Transparency and customisation
There are a variety of strategies and signals which determine how trading decisions are made – strategies can differ by style, e.g. qualitative or quantitative, by universe, e.g. equities, bonds, private equity, or by trading frequency. However, the transparency of the data source and the ability for the strategist to customise the signals to the investment case are the two most important factors.
Graph 3 shows the rising ESG scores for Volkswagen AG during the “Dieselgate” scandal in the fall of 2015. Clearly, the social S-score was not driving the scandal, but rather the environmental E-score and the governmental G-score. To integrate actionable ESG signals into various use cases, they must be transparent and customisable – be it a G-score for the banking sector, a S-score for the retail sector, or with respect to increasing standards and regulations, such as a S-UNGC score (based on the 10 Principles of the UN Global Compact) or an E-SASB score (based on the Sustainability Accounting Standards Board materiality map).
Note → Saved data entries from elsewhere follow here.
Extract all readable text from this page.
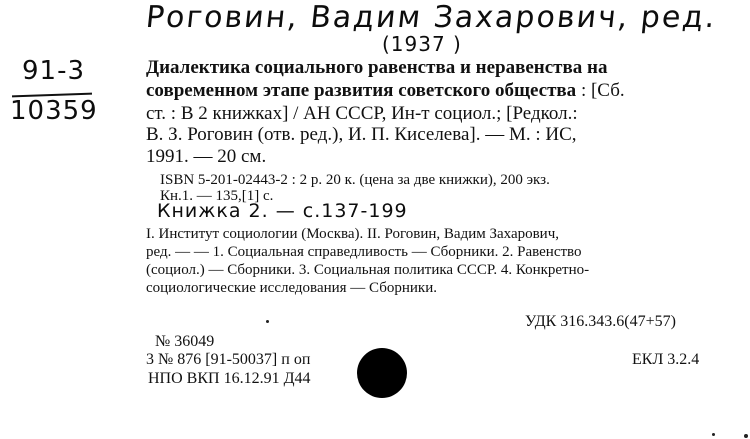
Роговин, Вадим Захарович, ред.
(1937 )
91-3
10359
Диалектика социального равенства и неравенства на
современном этапе развития советского общества : [Сб.
ст. : В 2 книжках] / АН СССР, Ин-т социол.; [Редкол.:
В. З. Роговин (отв. ред.), И. П. Киселева]. — М. : ИС,
1991. — 20 см.
ISBN 5-201-02443-2 : 2 р. 20 к. (цена за две книжки), 200 экз.
Кн.1. — 135,[1] с.
Книжка 2. — с.137-199
I. Институт социологии (Москва). II. Роговин, Вадим Захарович,
ред. — — 1. Социальная справедливость — Сборники. 2. Равенство
(социол.) — Сборники. 3. Социальная политика СССР. 4. Конкретно-
социологические исследования — Сборники.
УДК 316.343.6(47+57)
№ 36049
3 № 876 [91-50037] п оп	ЕКЛ 3.2.4
НПО ВКП 16.12.91 Д44
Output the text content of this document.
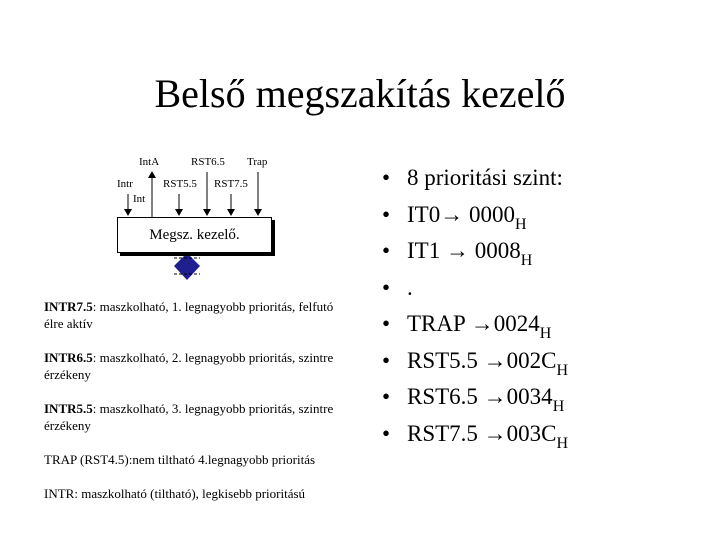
Belső megszakítás kezelő
IntA	RST6.5 Trap
Intr	RST5.5 RST7.5
Int
Megsz. kezelő.

INTR7.5: maszkolható, 1. legnagyobb prioritás, felfutó élre aktív

INTR6.5: maszkolható, 2. legnagyobb prioritás, szintre érzékeny

INTR5.5: maszkolható, 3. legnagyobb prioritás, szintre érzékeny

TRAP (RST4.5):nem tiltható 4.legnagyobb prioritás

INTR: maszkolható (tiltható), legkisebb prioritású

• 8 prioritási szint:
• $IT0\to 0000_H$
• $IT1 \to 0008_H$
• .
• TRAP $\to 0024_H$
• $RST5.5 \to 002C_H$
• $RST6.5 \to 0034_H$
• $RST7.5 \to 003C_H$
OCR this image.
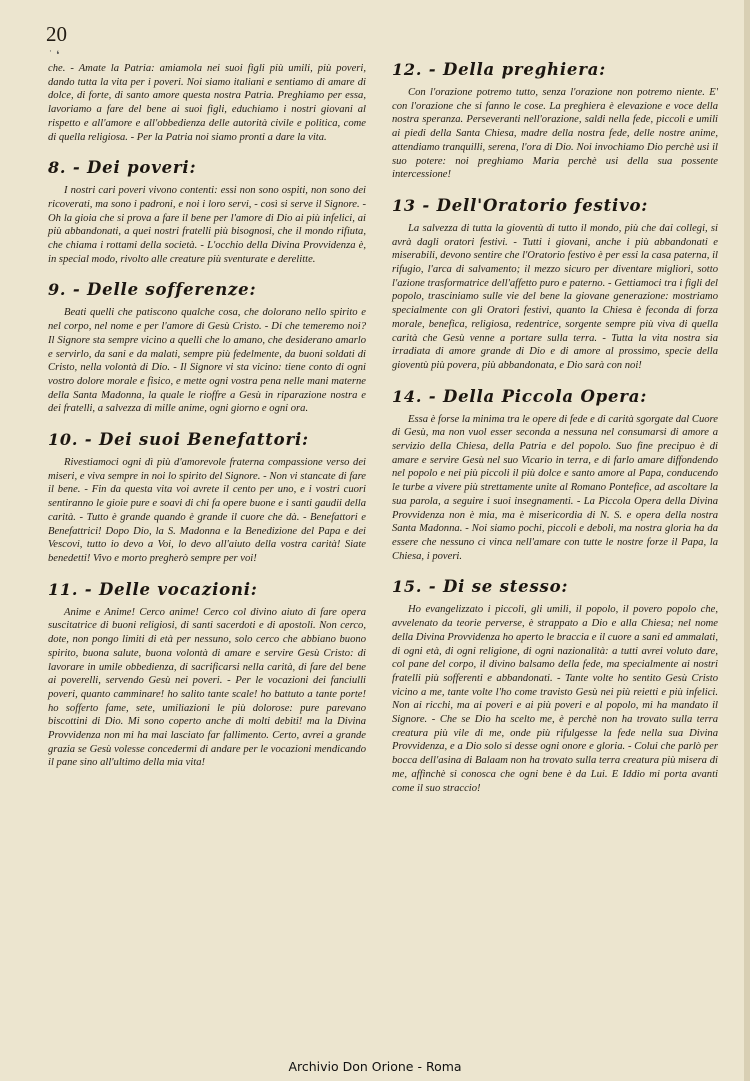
20
˙ ❛

che. - Amate la Patria: amiamola nei suoi figli più umili, più poveri, dando tutta la vita per i poveri. Noi siamo italiani e sentiamo di amare di dolce, di forte, di santo amore questa nostra Patria. Preghiamo per essa, lavoriamo a fare del bene ai suoi figli, educhiamo i nostri giovani al rispetto e all'amore e all'obbedienza delle autorità civile e politica, come di quella religiosa. - Per la Patria noi siamo pronti a dare la vita.

8. - Dei poveri:

I nostri cari poveri vivono contenti: essi non sono ospiti, non sono dei ricoverati, ma sono i padroni, e noi i loro servi, - così si serve il Signore. - Oh la gioia che si prova a fare il bene per l'amore di Dio ai più infelici, ai più abbandonati, a quei nostri fratelli più bisognosi, che il mondo rifiuta, che chiama i rottami della società. - L'occhio della Divina Provvidenza è, in special modo, rivolto alle creature più sventurate e derelitte.

9. - Delle sofferenze:

Beati quelli che patiscono qualche cosa, che dolorano nello spirito e nel corpo, nel nome e per l'amore di Gesù Cristo. - Di che temeremo noi? Il Signore sta sempre vicino a quelli che lo amano, che desiderano amarlo e servirlo, da sani e da malati, sempre più fedelmente, da buoni soldati di Cristo, nella volontà di Dio. - Il Signore vi sta vicino: tiene conto di ogni vostro dolore morale e fisico, e mette ogni vostra pena nelle mani materne della Santa Madonna, la quale le rioffre a Gesù in riparazione nostra e dei fratelli, a salvezza di mille anime, ogni giorno e ogni ora.

10. - Dei suoi Benefattori:

Rivestiamoci ogni dì più d'amorevole fraterna compassione verso dei miseri, e viva sempre in noi lo spirito del Signore. - Non vi stancate di fare il bene. - Fin da questa vita voi avrete il cento per uno, e i vostri cuori sentiranno le gioie pure e soavi di chi fa opere buone e i santi gaudii della carità. - Tutto è grande quando è grande il cuore che dà. - Benefattori e Benefattrici! Dopo Dio, la S. Madonna e la Benedizione del Papa e dei Vescovi, tutto io devo a Voi, lo devo all'aiuto della vostra carità! Siate benedetti! Vivo e morto pregherò sempre per voi!

11. - Delle vocazioni:

Anime e Anime! Cerco anime! Cerco col divino aiuto di fare opera suscitatrice di buoni religiosi, di santi sacerdoti e di apostoli. Non cerco, dote, non pongo limiti di età per nessuno, solo cerco che abbiano buono spirito, buona salute, buona volontà di amare e servire Gesù Cristo: di lavorare in umile obbedienza, di sacrificarsi nella carità, di fare del bene ai poverelli, servendo Gesù nei poveri. - Per le vocazioni dei fanciulli poveri, quanto camminare! ho salito tante scale! ho battuto a tante porte! ho sofferto fame, sete, umiliazioni le più dolorose: pure parevano biscottini di Dio. Mi sono coperto anche di molti debiti! ma la Divina Provvidenza non mi ha mai lasciato far fallimento. Certo, avrei a grande grazia se Gesù volesse concedermi di andare per le vocazioni mendicando il pane sino all'ultimo della mia vita!

12. - Della preghiera:

Con l'orazione potremo tutto, senza l'orazione non potremo niente. E' con l'orazione che si fanno le cose. La preghiera è elevazione e voce della nostra speranza. Perseveranti nell'orazione, saldi nella fede, piccoli e umili ai piedi della Santa Chiesa, madre della nostra fede, delle nostre anime, attendiamo tranquilli, serena, l'ora di Dio. Noi invochiamo Dio perchè usi il suo potere: noi preghiamo Maria perchè usi della sua possente intercessione!

13 - Dell'Oratorio festivo:

La salvezza di tutta la gioventù di tutto il mondo, più che dai collegi, si avrà dagli oratori festivi. - Tutti i giovani, anche i più abbandonati e miserabili, devono sentire che l'Oratorio festivo è per essi la casa paterna, il rifugio, l'arca di salvamento; il mezzo sicuro per diventare migliori, sotto l'azione trasformatrice dell'affetto puro e paterno. - Gettiamoci tra i figli del popolo, trasciniamo sulle vie del bene la giovane generazione: mostriamo specialmente con gli Oratori festivi, quanto la Chiesa è feconda di forza morale, benefica, religiosa, redentrice, sorgente sempre più viva di quella carità che Gesù venne a portare sulla terra. - Tutta la vita nostra sia irradiata di amore grande di Dio e di amore al prossimo, specie della gioventù più povera, più abbandonata, e Dio sarà con noi!

14. - Della Piccola Opera:

Essa è forse la minima tra le opere di fede e di carità sgorgate dal Cuore di Gesù, ma non vuol esser seconda a nessuna nel consumarsi di amore a servizio della Chiesa, della Patria e del popolo. Suo fine precipuo è di amare e servire Gesù nel suo Vicario in terra, e di farlo amare diffondendo nel popolo e nei più piccoli il più dolce e santo amore al Papa, conducendo le turbe a vivere più strettamente unite al Romano Pontefice, ad ascoltare la sua parola, a seguire i suoi insegnamenti. - La Piccola Opera della Divina Provvidenza non è mia, ma è misericordia di N. S. e opera della nostra Santa Madonna. - Noi siamo pochi, piccoli e deboli, ma nostra gloria ha da essere che nessuno ci vinca nell'amare con tutte le nostre forze il Papa, la Chiesa, i poveri.

15. - Di se stesso:

Ho evangelizzato i piccoli, gli umili, il popolo, il povero popolo che, avvelenato da teorie perverse, è strappato a Dio e alla Chiesa; nel nome della Divina Provvidenza ho aperto le braccia e il cuore a sani ed ammalati, di ogni età, di ogni religione, di ogni nazionalità: a tutti avrei voluto dare, col pane del corpo, il divino balsamo della fede, ma specialmente ai nostri fratelli più sofferenti e abbandonati. - Tante volte ho sentito Gesù Cristo vicino a me, tante volte l'ho come travisto Gesù nei più reietti e più infelici. Non ai ricchi, ma ai poveri e ai più poveri e al popolo, mi ha mandato il Signore. - Che se Dio ha scelto me, è perchè non ha trovato sulla terra creatura più vile di me, onde più rifulgesse la fede nella sua Divina Provvidenza, e a Dio solo si desse ogni onore e gloria. - Colui che parlò per bocca dell'asina di Balaam non ha trovato sulla terra creatura più misera di me, affinchè si conosca che ogni bene è da Lui. E Iddio mi porta avanti come il suo straccio!

Archivio Don Orione - Roma
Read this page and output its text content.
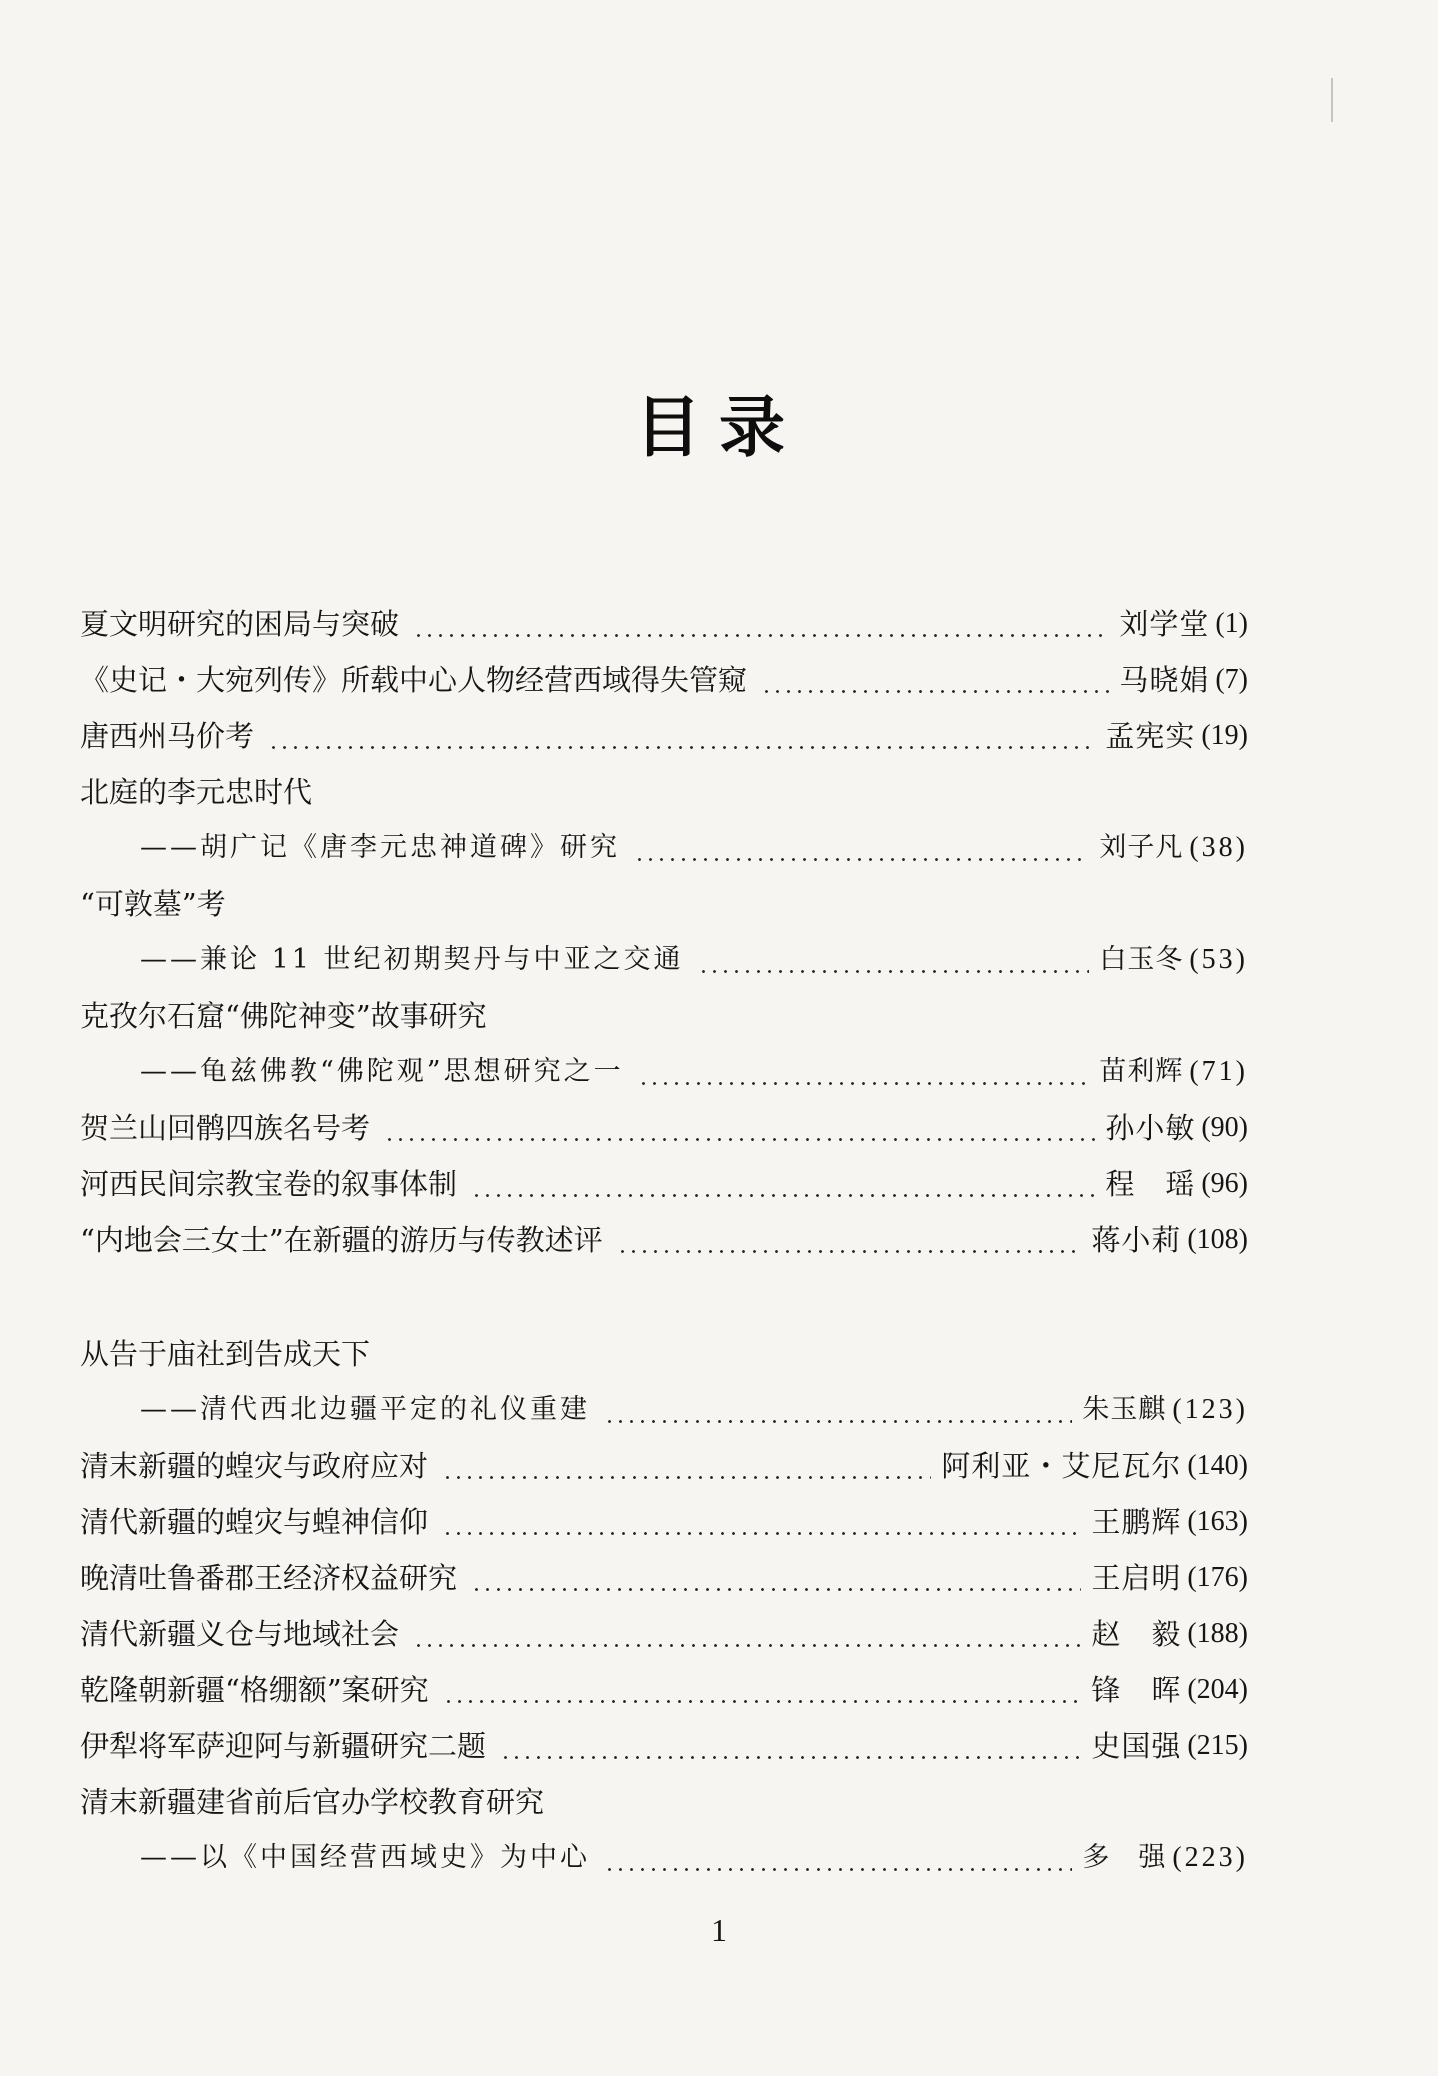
目录
夏文明研究的困局与突破	刘学堂 (1)
《史记・大宛列传》所载中心人物经营西域得失管窥	马晓娟 (7)
唐西州马价考	孟宪实 (19)
北庭的李元忠时代
——胡广记《唐李元忠神道碑》研究	刘子凡 (38)
“可敦墓”考
——兼论 11 世纪初期契丹与中亚之交通	白玉冬 (53)
克孜尔石窟“佛陀神变”故事研究
——龟兹佛教“佛陀观”思想研究之一	苗利辉 (71)
贺兰山回鹘四族名号考	孙小敏 (90)
河西民间宗教宝卷的叙事体制	程　瑶 (96)
“内地会三女士”在新疆的游历与传教述评	蒋小莉 (108)
从告于庙社到告成天下
——清代西北边疆平定的礼仪重建	朱玉麒 (123)
清末新疆的蝗灾与政府应对	阿利亚・艾尼瓦尔 (140)
清代新疆的蝗灾与蝗神信仰	王鹏辉 (163)
晚清吐鲁番郡王经济权益研究	王启明 (176)
清代新疆义仓与地域社会	赵　毅 (188)
乾隆朝新疆“格绷额”案研究	锋　晖 (204)
伊犁将军萨迎阿与新疆研究二题	史国强 (215)
清末新疆建省前后官办学校教育研究
——以《中国经营西域史》为中心	多　强 (223)
1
As Dr. Bailer phrases it: “Doing good while doing well requires investors to reward companies that respect ESG standards, while punishing violators – all without sacrificing performance. Shareholder activism can be done at shareholder meetings or simply through investing and divesting, thereby stirring capital flows. Either way, the underlying data must be reliable and based on a systematic, outside-in view of a company’s business conduct – which is the approach RepRisk takes.”
Heiko Bailer, PhD, Head ESG Quantitative Investments, RepRisk ESG Data Science
Heiko Bailer Head ESG Quantitative Investments, RepRisk, has many years of experience as a quantitative investment manager working for hedge funds, family offices, and firms such as Credit Suisse, Deutsche Bank, and ABN AMRO, in London, New York, Tokyo, and Zurich. He has a PhD in Statistics as well as a Computational Finance degree from the University of Washington.